1st Minister of Environment
- In office 22 August 2023 – 20 May 2024
- Prime Minister: Chen Chien-jen
- Preceded by: Ministry established
- Succeeded by: Peng Chi-ming

President of National Chung Hsing University
- In office 1 August 2015 – 31 July 2023
- Preceded by: Der-Tsai Lee
- Succeeded by: Chan Chih-fu

Personal details
- Born: 22 August 1959 (age 66) Penghu County, Taiwan
- Education: National Tsing Hua University (BS) Cornell University (MS, PhD)
- Fields: Materials science
- Thesis: Tailoring the structure and mechanical properties of metal-ceramic interfaces (1990)
- Doctoral advisor: Stephen L. Sass

= Shieu Fuh-sheng =

Taiwanese engineer and materials scientist (born 1959)

Shieu Fuh-sheng (薛富盛 (Hsueh1 Fu4-sheng4); born 22 August 1959) is a Taiwanese engineer and materials scientist who served as the Minister of Environment of Taiwan from 22 August 2023 to 20 May 2024.

==Early life and education==
Shieu was born in Magong City, Penghu. After graduating from National Magong Senior High School, he studied materials science and engineering at National Tsing Hua University and graduated with a Bachelor of Science (B.S.) in 1981 ranked first in his class. Upon completing military service in the Republic of China Marine Corps in May 1983, Shieu was employed by the China Steel Corporation as a chief engineer of its department of metallurgical technology.

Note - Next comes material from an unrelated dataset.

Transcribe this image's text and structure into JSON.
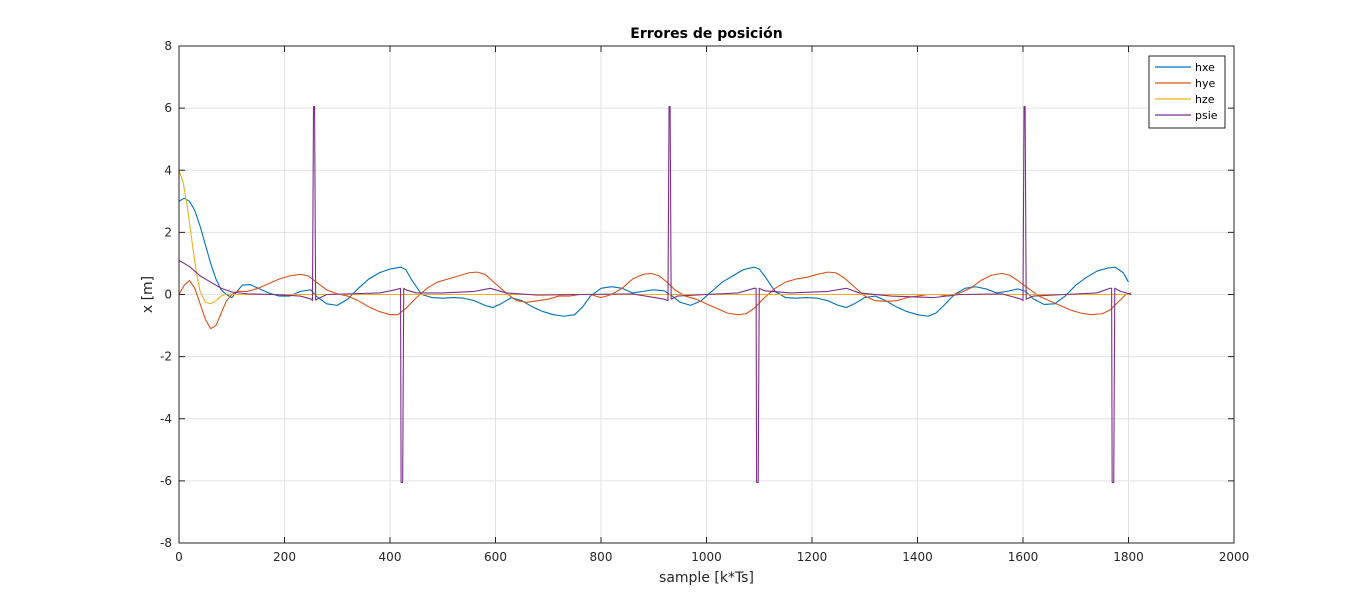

In 1985, Shieu moved to the United States to complete graduate studies at Cornell University, where he earned a Master of Science (M.S.) and his Ph.D. in materials science and engineering in 1990 under the supervision of professor Stephen L. Sass. His doctoral dissertation was titled, "Tailoring the structure and mechanical properties of metal-ceramic interfaces." He then worked for the Dow Chemical Company in Michigan for three years before returning to Taiwan.

== Academic career ==
Shieu began teaching at National Chung Hsing University in 1993, and successively led the College of Engineering and Office of Research and Development at NCHU prior to replacing Der-Tsai Lee as university president. Shieu assumed the NCHU presidency on 1 August 2015. During his presidential tenure, the university started a breakfast program to entice its students to awaken earlier, and established the first Academy of Circular Economy in Taiwan. Shieu is the founding leader of the National University System of Taiwan.

==Political career==
Shieu was named the head of the Ministry of Environment in July 2023. He took office on 22 August 2023. In April 2024, Shieu confirmed that he would step down from his governmental position after the incoming William Lai administration had taken office.

==Honors==
Shieu is a fellow of the Institution of Engineering and Technology, the Institute of Materials, Minerals and Mining, and the Australian Institution of Energy.

==Personal life==
Fuh-Sheng Shieu is married to Chi Mei-lih.